A massive problem with the Fastly content delivery network resulted in the failure of a number of large websites. Those affected include giants like Twitch and Reddit, both of whom were completely offline for over an hour. Now it is clear why it was.
Like Fastly’s technical director, Nick Rockwell BBC confirmed, a single customer triggered the massive outage of CDN services last Tuesday – albeit through no fault of their own. According to this, he had already carried out a software update provided by Fastly in mid-May. However, this only became problematic when he had now changed some settings in the software configuration. This triggered a bug that Fastly overlooked in the software and triggered a chain reaction in the company’s CDN network. That one customer would have triggered around 85 percent of all error messages, reports Rockwell.
Fastly now wants to improve the quality assurance process in order to prevent an error-prone software version from being played out to customers again. In order to save Fastly’s honor, however, it can be said that the company determined the cause of the problem 40 minutes after the malfunction became known and a further 49 minutes later corrected 95 percent of the problems.
Fastly outage: that happened
“We know that users could run into error messages when they try to access Twitch.” Twitch support on Twitter disguised a problem of fundamental proportions.
🔎 We are aware that users may be experiencing errors accessing Twitch at this time. Our team is currently investigating to fix this issue.
– Twitch Support (@TwitchSupport) June 8, 2021
After all, not only individual users could have had problems – the twitch.tv domain was simply completely inaccessible. It was the same for the forums veteran and Wallstreetbets home Reddit. When trying to open Reddit, users worldwide were confronted with an error message.
there’s a huge web outage going on right now. Twitch, Reddit, Amazon, and even The Verge is down. Looks like a key CDN might be down
– Tom Warren (@tomwarren) June 8, 2021
As reported by The Verge’s Tom Warren, Amazon and The Verge themselves were also affected. In contrast to Twitch and Reddit, the problem with Amazon only affected individual service parts and with The Verge initially only the integrated media. The magazine looked quite text-heavy at times. That clearly looked like the failure of central parts of the CDN service used.
After the error messages on Twitch and Reddit were quite clear, there was no need for speculation to look for the problem on Fastly. Indeed had their status information confirms that a number of server locations were down.
In the meantime, all locations in Europe were set to “degraded performance”, which in the correct translation means “performance impaired”, but was practically equivalent to a total failure.

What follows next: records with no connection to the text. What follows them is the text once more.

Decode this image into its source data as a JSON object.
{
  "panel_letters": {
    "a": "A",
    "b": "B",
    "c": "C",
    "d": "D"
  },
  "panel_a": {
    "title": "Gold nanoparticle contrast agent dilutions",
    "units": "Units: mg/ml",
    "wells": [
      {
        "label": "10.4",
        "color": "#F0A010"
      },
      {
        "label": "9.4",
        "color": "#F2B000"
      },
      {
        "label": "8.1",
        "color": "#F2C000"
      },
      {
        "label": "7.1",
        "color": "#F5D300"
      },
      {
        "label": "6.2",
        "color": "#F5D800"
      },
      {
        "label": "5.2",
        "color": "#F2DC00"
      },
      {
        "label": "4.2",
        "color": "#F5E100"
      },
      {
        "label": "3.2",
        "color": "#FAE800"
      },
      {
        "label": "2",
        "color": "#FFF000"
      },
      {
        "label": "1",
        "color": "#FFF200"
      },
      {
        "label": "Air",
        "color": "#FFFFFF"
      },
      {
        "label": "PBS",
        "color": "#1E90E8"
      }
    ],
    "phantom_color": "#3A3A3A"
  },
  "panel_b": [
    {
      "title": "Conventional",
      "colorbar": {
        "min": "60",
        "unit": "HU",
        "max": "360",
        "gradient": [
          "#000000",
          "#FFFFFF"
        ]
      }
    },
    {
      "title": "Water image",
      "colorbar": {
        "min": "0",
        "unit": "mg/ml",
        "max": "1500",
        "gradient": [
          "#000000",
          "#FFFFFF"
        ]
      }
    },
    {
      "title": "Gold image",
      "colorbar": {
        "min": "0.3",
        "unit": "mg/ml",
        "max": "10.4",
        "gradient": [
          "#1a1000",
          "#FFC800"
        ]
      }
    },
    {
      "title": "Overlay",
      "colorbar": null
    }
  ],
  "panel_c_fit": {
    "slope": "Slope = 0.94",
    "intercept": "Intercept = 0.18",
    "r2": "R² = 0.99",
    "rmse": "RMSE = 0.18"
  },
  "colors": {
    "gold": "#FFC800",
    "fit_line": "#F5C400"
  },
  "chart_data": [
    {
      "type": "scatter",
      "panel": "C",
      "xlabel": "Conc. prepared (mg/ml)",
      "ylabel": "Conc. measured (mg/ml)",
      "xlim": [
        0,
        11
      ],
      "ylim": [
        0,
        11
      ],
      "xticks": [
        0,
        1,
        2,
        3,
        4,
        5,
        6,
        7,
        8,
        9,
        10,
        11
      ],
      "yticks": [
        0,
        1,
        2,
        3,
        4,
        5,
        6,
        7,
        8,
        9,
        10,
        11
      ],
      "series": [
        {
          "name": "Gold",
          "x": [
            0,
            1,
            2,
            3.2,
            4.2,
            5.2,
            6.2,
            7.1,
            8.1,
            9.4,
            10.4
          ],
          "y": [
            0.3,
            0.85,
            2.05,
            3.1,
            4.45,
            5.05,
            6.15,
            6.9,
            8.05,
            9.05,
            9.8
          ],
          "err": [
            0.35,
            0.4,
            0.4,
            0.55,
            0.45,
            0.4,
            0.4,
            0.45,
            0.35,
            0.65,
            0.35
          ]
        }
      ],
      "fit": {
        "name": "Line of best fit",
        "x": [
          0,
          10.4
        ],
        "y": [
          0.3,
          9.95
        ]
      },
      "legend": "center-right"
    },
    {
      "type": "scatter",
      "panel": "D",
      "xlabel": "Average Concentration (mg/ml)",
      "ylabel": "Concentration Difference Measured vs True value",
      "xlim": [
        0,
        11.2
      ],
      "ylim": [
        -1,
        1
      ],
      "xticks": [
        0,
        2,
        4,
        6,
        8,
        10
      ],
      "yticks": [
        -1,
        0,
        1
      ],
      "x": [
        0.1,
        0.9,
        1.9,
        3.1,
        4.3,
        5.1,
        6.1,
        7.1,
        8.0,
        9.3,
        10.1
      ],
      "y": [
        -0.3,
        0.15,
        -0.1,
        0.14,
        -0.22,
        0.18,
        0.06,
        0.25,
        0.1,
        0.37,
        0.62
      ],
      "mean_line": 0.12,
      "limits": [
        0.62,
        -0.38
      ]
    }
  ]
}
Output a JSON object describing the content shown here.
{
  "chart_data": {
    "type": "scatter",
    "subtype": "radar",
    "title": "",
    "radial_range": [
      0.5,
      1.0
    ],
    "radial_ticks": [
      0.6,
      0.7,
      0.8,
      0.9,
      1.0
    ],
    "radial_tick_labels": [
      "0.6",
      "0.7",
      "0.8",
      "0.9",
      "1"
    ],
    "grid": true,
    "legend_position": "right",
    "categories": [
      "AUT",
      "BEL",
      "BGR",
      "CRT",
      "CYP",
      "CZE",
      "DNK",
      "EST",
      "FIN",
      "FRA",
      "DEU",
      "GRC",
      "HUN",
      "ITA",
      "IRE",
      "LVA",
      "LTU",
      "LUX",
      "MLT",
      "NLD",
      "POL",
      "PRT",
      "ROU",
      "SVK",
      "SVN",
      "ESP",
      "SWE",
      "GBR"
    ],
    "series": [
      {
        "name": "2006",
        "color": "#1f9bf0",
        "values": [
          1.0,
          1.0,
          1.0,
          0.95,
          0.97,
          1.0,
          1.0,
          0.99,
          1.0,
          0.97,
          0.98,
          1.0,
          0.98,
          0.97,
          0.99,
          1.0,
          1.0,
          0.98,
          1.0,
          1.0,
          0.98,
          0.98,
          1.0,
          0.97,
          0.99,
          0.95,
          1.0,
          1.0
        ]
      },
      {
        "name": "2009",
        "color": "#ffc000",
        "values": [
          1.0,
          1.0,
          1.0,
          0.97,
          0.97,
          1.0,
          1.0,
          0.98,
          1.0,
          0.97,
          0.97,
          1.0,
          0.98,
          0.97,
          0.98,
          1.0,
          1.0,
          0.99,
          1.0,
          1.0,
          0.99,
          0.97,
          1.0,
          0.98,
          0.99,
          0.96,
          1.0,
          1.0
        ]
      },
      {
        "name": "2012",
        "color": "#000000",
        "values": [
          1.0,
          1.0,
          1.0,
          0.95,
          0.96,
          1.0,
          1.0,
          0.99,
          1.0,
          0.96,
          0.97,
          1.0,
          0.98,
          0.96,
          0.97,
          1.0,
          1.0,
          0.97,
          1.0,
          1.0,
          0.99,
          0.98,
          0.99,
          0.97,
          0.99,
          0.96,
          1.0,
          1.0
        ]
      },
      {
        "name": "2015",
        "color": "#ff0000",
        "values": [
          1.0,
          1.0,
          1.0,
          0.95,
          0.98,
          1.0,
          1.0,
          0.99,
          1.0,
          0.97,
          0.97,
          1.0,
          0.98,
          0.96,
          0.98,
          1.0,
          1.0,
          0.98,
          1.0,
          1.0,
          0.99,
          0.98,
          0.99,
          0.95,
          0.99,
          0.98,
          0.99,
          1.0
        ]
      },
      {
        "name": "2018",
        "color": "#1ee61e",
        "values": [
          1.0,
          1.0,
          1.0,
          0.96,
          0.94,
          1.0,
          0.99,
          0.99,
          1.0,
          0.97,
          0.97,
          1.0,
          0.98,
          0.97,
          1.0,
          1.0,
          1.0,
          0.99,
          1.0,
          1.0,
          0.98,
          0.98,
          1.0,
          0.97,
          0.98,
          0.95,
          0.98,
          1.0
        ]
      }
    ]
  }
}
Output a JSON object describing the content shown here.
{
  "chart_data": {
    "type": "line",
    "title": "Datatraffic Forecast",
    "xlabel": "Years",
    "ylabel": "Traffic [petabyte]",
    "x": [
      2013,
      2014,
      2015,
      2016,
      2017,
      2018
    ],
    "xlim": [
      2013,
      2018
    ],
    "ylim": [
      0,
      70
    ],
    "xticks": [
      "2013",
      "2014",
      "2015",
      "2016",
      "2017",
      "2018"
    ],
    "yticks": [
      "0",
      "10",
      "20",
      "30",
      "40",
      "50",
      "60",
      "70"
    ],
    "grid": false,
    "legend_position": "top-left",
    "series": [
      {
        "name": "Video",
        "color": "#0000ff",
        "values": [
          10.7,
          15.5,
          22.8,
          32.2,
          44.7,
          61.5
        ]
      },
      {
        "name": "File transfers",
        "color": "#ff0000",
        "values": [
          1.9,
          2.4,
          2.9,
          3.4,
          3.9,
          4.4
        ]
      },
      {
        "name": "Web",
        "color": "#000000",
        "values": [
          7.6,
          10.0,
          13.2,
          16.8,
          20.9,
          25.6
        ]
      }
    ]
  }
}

On the Down detector Similar disruption patterns were found in many other large services. There were also problems with Spotify, Twitter, Vimeo and Github in the course of the Fastly failure.
The failure could have drawn much wider circles, because the US provider primarily relies on major customers. For nearly 330 major websites, including Shopify, Buzzfeed, Slack, Business Insider, Kayak, and the New York Times, the company is essential.
In Great Britain, citizens could not take advantage of important administrative services such as applying for ID cards, tax certificates or driving licenses during the outage. In the meantime, other online magazines have confirmed that they have been affected. That’s how CNN, the Guardian, and the Financial Times got it. The Verge got creative after its brief total failure and ran the magazine for a while to Google Docs relocated.
Fastly is growing massively during the corona crisis
Fastly grew by 40 percent during the corona crisis and now provides its services to more than 2,000 customers worldwide. It is unclear whether and to what extent the problems can be partly attributed to the strong growth.
The service provider had to realize last year that Fastly’s strong corporate focus can potentially cause problems. Because the largest customer to date, the social network Tiktok, had left Fastly as a service provider in the wake of the Trump ban.
Conversely, with today’s glitch, it could dawn on corporations that the idea of running all major websites through the same service provider might not be the best.